The Marinating Mythos: Common Misconceptions & What Marinades Actually Do.

by Kyle Cooper
Posted on

Proper marinades are simple.  Consisting of oil, acid, herbs and spices, they are thought to do two things; imparting flavor and tenderizing tough cuts of meat.  Though not entirely false, soaking meat in an oil and acid bath only does one thing well... Flavor.

This may be surprising to some, but outside of long, slow cooking methods like smoking and braising — which allow the necessary time at the perfect temperatures to break down tough muscle fibers and connective tissues — the tenderization of raw meat is only accomplished mechanically.  Pounding, poking and grinding are the only ways to make raw meat more tender.  Soaking in a marinade simply cannot deliver the same results.

Before we go over why marinades don’t tenderize well, lets take a minute to identify the four basic types of marinades.  

  • Acidic marinades are the most common.
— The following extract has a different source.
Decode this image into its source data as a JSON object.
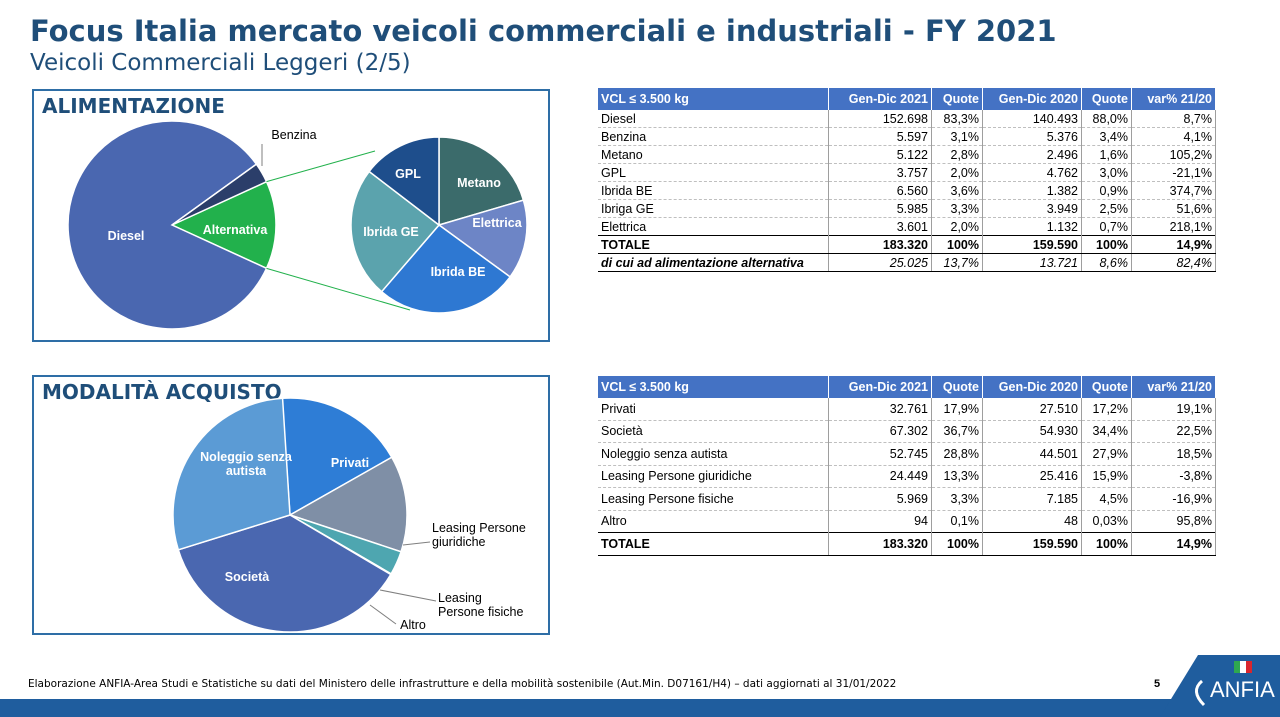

Liquids like lemon juice, wines and vinegars — pretty much any liquid below pH 5 — are mixed with oil, herbs and spices.  
  • Alkaline marinades are the opposite, consisting of solutions above pH 9. Most commonly used are baking soda, soda lime and lye and are most useful in brines (we will cover brining in a later post).  
  • Enzymatic marinades involve using naturally occurring enzymes to denature proteins.  These enzymes are found in fruits like papaya, pineapples and kiwi.  If you have used powdered meat tenderizers, you’ve used these derived enzymes.  
  • Fermented marinades don’t refer to the fermentation of the meat itself, but to the fermented products used to soak.  Yogurt is the most globally known fermented marinade base, widely used in middle-eastern cuisines, with buttermilk being the most common stateside.  These fermented marinades use the naturally occurring bacteria to begin to break down the muscle fibers but are not strong enough to do any damage to collagen.

While all these methods can tenderize meat, there is a simple reason why they don't work well.  Think of meat as a sponge.  A tasty, tasty sponge.  This sponge is soaked to capacity with water (75%), amino acids, fatty acids and minerals (25%).  Now submerge this sponge into a solution of oil and acid.  What's going to happen?

The water in the meat-sponge acts as a barrier against the oil/acid solution, causing it to loiter on the surface, not being allowed to penetrate down into the interior.  The acidity will affect the portion it can touch, but that's really it.  The longer it sits, the more it will denature the surface proteins/fibers, but will still only penetrate a few millimeters deep.

The idea that marinades can tenderize meat is not wrong.  If left for long enough, the water will eventually leech out, allowing the tenderizers to reach the interior.  But by the time it does fully penetrate, the surface of the meat will have been denatured to mush.  This mushy meat will lose it's capability to retain any moisture and when cooked, will dry out almost completely.

Even if marinades are ineffective as meat tenderizers, they excel at flavor delivery.  Almost any flavor profile can be achieved if used correctly.  

  • Marinades work best on thinner cuts like steaks, chops and poultry pieces. 
  • If using a larger roast, considered cutting into smaller cubes when used for stews or other braises.  If a whole roast is desired, inject marinade thoroughly with a syringe or consider using a wet rub made from herbs, spices & sugars with just enough oil to form a paste, then cooking over low heat for several hours.
  • Time:  Strong acidic and enzymatic-based marinades are better for shorter soaks — no more than 3 hours — for all of the reasons we have discussed above.  Fermented-based marinades are better for longer soaks.
  • Marinate in the fridge to minimize bacteria growth.
  • Soak in a ziplock bag placed in a bowl.  It minimizes oxygen exposure, is neater and easier to flip in the fridge while protecting against leaky messes.
  • Use soy sauce instead of salt.  Like salt, soy sauce acts as a flavor enhancer but contains glutamic acid which delivers umami flavors that go so very well with meat.
  • Add some sugar, honey or syrup to the marinade.  It will cut the acidity and saltiness while helping to encourage browning during cooking for additional flavor. 
  • Do not use store bought salad dressings as marinades.  They contain artificial sweeteners, stabilizers and gums that will leave your meat with a gelatinous consistency.
  • Wipe the meat clean before you cook.  Excess marinade on the surface can steam the surface of the meat instead of browning.  Then it will burn and you'll be sad.  Don't make yourself sad.
  • Do not reuse marinade as it can develop harmful bacteria over time.